Meeting the Paris Agreement’s ultimate target of 2C would also require a 2025 peak, but emissions falling by a quarter before 2030.
The global temperature would stabilise when carbon dioxide emissions were forced back to net zero: For a 1.5C world, that’d need to happen in the early 2050s; for 2C, the deadline would be around the early 2070s.
Elsewhere, today’s report pointed to a “rapidly narrowing window of opportunity” for climate-resilient development – and that going hard on mitigation efforts now could come with multiple health and economic benefits.
A New Zealand-based author, professor Bronwyn Hayward of the University of Canterbury, noted the need for those steps to be transparent and inclusive - particularly of local and indigenous knowledge.
In the past few years, New Zealand has made unprecedented headway on climate policy, with its Zero Carbon Act, new five-year carbon budgets, agricultural emissions pricing arrangements and a forthcoming Climate Change Adaptation Act.
But critics have still accused the Government of moving too slowly – most recently after Cabinet dumped a batch of climate-focused policy – and Hayward herself said New Zealand’s rising domestic emissions made it an “outlier” compared with other countries.

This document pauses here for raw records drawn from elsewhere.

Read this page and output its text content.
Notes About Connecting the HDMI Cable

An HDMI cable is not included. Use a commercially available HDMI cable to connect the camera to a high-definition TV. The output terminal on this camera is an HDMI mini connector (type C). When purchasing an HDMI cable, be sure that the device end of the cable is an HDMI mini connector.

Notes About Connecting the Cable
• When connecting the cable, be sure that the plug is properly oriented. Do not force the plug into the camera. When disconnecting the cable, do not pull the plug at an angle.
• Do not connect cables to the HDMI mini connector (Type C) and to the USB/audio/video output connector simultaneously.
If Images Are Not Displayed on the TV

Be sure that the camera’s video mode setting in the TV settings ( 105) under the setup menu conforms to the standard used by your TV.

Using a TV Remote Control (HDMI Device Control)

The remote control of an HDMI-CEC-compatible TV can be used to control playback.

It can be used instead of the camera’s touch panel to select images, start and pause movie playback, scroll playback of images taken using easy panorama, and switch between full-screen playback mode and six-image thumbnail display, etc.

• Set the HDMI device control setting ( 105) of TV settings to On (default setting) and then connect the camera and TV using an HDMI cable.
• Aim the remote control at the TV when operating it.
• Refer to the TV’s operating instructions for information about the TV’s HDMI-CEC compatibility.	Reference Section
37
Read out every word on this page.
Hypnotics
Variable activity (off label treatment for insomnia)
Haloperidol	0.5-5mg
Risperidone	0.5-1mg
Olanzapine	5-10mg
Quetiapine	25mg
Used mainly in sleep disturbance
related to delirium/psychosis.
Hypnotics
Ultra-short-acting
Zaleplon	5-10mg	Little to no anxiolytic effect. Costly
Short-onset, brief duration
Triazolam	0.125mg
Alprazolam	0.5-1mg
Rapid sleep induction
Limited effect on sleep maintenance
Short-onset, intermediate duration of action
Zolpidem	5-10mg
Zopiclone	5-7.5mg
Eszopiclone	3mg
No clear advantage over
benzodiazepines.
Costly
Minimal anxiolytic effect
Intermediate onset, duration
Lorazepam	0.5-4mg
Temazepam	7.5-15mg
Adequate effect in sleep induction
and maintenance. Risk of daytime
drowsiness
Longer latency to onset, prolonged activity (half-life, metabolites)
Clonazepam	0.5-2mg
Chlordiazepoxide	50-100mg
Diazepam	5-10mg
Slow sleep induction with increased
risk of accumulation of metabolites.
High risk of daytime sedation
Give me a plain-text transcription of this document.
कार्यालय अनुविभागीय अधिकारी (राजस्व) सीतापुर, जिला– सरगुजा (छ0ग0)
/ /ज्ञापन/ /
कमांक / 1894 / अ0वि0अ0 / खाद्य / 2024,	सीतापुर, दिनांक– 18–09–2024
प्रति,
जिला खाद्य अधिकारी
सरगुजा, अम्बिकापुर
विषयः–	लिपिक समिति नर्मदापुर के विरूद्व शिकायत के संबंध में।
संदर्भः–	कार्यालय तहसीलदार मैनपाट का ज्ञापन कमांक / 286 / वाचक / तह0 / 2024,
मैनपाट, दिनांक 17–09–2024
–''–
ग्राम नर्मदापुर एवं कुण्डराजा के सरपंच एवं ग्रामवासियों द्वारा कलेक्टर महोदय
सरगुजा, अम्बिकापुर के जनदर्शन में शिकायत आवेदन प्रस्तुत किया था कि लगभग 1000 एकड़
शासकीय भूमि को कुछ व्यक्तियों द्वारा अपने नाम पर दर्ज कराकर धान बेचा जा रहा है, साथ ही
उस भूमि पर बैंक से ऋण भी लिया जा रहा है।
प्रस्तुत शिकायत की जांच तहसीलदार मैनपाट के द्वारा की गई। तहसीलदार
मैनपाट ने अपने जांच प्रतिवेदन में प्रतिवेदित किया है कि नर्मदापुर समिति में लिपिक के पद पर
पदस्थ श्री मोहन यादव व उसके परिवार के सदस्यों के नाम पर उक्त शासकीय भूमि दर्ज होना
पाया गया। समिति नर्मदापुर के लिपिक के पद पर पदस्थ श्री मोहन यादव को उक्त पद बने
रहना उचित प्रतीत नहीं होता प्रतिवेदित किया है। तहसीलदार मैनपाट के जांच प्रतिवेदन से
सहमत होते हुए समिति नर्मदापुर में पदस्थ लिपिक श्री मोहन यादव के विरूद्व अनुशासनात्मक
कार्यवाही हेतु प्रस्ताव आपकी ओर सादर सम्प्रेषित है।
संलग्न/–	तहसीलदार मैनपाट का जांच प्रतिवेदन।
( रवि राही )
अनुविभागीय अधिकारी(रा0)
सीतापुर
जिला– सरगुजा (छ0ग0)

Between 1990 and 2019, our gross emissions climbed by more than a quarter, while net emissions – which include carbon removals from land use and forestry – rose by around a third.
“We don’t realise that we are quite a significant outlier now, in the way in which our emissions are continuing to rise, when many other countries are really starting to make significant cuts,” Hayward said.
“And that includes the US and the UK.”
While New Zealand’s made up just about 0.17 per cent of the world’s gross emissions, on a per capita basis, the country ranked as the sixth-highest emitter among developed “Annex 1″ nations.
“Every country says ‘but we’re so small’ and it’s always the big countries ... but three-quarters of the world is small and they make up a significant [proportion] collectively.”
Renwick saw tackling the root causes of climate change as a huge opportunity for humanity, to bring about a more equitable and sustainable world.
“Failure to act will surely end in chaos,” he said.
“I really hope the governments of the world are listening – we have run out of time for thinking about the issue, now is the time for action.”